Data released from Best Friends Animal Society, a national advocacy group with a location in Houston, showed almost half of animal shelters in five Houston-area counties saved at least 90% of all cats and dogs who entered their shelters in 2020. However, Texas had the highest rate of shelter killings of any state in 2020, making it a “top-priority” for the group, along with California.

The group's sixth annual report, which was released June 23, showed that of 43 animal shelters across Harris, Montgomery, Fort Bend, Brazoria and Galveston counties, 20 shelters had a 90% saving rate, meaning the rate of cats and dogs that permanently left through outcomes such as adoption, fostering or being returned to their owner.

On a countywide level, the data deemed two of Montgomery County’s three animal shelters to be “no-kill” and the county overall as “nearly no-kill” in 2020, but Fort Bend, Brazoria and Galveston counties were classified as “not no-kill.” If every shelter in the county did not report data to Best Friends Animal Society, the community was labeled as “incomplete data,” which was the case for Harris County.

These classifications were based on data from individual shelters that were then organized by county and state on the group’s online dashboard. Counties overall could be classified as “no-kill,” “nearly no-kill” and “not no-kill'' based on the individual save rates of every shelter in their area.

A no-kill status, which no county in the Greater Houston area earned, could only be achieved if every shelter in the county had a 90% or higher save rate. Lee Ann Shenefiel, south central regional director at Best Friends Animal Society, said the group uses this benchmark to distinguish between euthanasia and what they call shelter killings.


“The goal is not to end euthanasia, but to return euthanasia to the true sense of the word, which is for animals that are irremediably suffering, beyond what care can provide for them, or animals that cannot be rehabilitated and are too dangerous,” Shenefiel said. “What we have learned as a movement is that those animals, generally speaking, don't account for more than 10% of shelters intakes.”

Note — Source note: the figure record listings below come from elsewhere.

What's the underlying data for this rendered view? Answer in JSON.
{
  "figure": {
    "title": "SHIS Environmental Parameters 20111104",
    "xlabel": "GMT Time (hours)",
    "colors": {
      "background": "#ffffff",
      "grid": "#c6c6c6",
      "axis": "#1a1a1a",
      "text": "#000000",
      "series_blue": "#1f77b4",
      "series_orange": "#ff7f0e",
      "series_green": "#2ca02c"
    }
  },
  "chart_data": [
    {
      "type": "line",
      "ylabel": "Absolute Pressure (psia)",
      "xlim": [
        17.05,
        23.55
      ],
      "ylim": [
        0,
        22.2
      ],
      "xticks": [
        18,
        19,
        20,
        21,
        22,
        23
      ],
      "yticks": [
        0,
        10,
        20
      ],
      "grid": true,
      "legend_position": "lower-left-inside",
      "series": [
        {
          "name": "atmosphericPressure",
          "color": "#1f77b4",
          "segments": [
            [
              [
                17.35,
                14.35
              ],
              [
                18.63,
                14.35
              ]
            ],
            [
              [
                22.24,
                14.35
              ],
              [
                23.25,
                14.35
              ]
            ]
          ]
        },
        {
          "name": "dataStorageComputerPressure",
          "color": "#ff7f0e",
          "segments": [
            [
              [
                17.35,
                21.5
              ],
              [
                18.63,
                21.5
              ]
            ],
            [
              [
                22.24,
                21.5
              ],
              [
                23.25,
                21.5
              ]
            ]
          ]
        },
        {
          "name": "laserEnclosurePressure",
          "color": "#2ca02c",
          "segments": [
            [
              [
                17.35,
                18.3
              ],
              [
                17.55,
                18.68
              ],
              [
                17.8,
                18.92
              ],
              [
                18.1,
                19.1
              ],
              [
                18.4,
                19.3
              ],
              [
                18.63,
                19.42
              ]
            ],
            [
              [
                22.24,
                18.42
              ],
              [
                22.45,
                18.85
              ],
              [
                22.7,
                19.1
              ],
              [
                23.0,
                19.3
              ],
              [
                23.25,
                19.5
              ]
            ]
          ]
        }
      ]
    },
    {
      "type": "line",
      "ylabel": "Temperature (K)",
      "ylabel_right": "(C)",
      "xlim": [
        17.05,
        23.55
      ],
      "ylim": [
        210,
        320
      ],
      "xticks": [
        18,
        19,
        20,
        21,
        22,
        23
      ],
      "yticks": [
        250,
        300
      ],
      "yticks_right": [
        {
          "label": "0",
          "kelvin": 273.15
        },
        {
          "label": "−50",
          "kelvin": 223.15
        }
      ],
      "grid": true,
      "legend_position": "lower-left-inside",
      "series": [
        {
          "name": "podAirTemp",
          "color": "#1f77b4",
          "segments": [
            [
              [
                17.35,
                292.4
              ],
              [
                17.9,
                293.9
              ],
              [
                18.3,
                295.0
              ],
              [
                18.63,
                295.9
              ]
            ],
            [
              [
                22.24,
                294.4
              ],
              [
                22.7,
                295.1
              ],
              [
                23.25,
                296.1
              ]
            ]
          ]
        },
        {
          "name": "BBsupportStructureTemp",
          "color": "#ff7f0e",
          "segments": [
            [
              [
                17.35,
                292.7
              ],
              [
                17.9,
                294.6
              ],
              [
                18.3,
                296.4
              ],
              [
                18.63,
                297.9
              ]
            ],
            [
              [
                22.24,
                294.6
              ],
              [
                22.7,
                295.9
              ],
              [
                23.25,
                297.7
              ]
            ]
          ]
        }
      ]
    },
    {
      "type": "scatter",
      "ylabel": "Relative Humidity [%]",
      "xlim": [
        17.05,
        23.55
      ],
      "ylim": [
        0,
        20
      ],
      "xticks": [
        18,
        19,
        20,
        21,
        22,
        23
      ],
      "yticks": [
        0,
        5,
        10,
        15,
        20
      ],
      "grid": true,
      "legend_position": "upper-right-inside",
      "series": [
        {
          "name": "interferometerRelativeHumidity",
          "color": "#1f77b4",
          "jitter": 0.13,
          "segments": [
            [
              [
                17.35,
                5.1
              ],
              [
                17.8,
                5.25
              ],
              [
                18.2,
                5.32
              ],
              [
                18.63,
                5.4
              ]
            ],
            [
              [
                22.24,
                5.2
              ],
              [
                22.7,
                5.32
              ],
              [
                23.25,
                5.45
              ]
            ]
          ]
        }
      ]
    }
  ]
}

For every shelter below a 90% save rate, the study calculated a no-kill gap, or the number of additional dogs and cats they would have needed to save in 2020 to reach that threshold. A county’s overall no-kill gap is the sum of every individual no-kill gap in its area.

Montgomery County had a no-kill gap of 52, with two of its three shelters being no-kill. Meanwhile, Fort Bend, Brazoria and Galveston counties had gaps of 307, 405 and 308, respectively. The three counties all had at least one shelter with a save rate lower than 85%, keeping these counties from earning an overall no-kill status.

Based on the 17 of 21 shelters in Harris County that provided euthanasia data, the county would have had to save 1,460 animals to reach a 90% no-kill rate.

Additionally, Pasadena Animal Shelter had the lowest reported save rate in Harris County, with 65% of the 4,139 animals that entered the shelter being saved. Ten of the county's shelters were no-kill, including Harris County Pets and BARC Animal Shelter and Adoptions.


Shenefiel said the pet advocacy group believes reaching their life-saving goals takes effort by shelters as well as the community, like taking lost pets to vet clinics to reunite them with their owners or waiting to see if the mother returns for stray kittens first before taking them to a shelter.
<


“Shelters don't have all the resources and will never have all the resources to provide for every animal or ameliorate every animal situation in the community,” she said. “It takes the shelter doing their part to have good programs and processes in place, but they need the help of the community.”

Despite Texas' life-saving gaps, the state overall has made progress compared to previous years, with the statewide save rate having increased from 76.7% in 2019 to 81.6% in 2020, according to the news release. Texas had a 78% reporting rate, with 308 of its 395 shelters represented.

“One of the bright spots of 2020 is that we've seen huge life-saving gains,” Shenefiel said. “Shelters asked their community for help. Shelters have historically not always been transparent and have oftentimes been nervous about reaching out to the community and asking for things because there's so much stigma around life-saving rates.”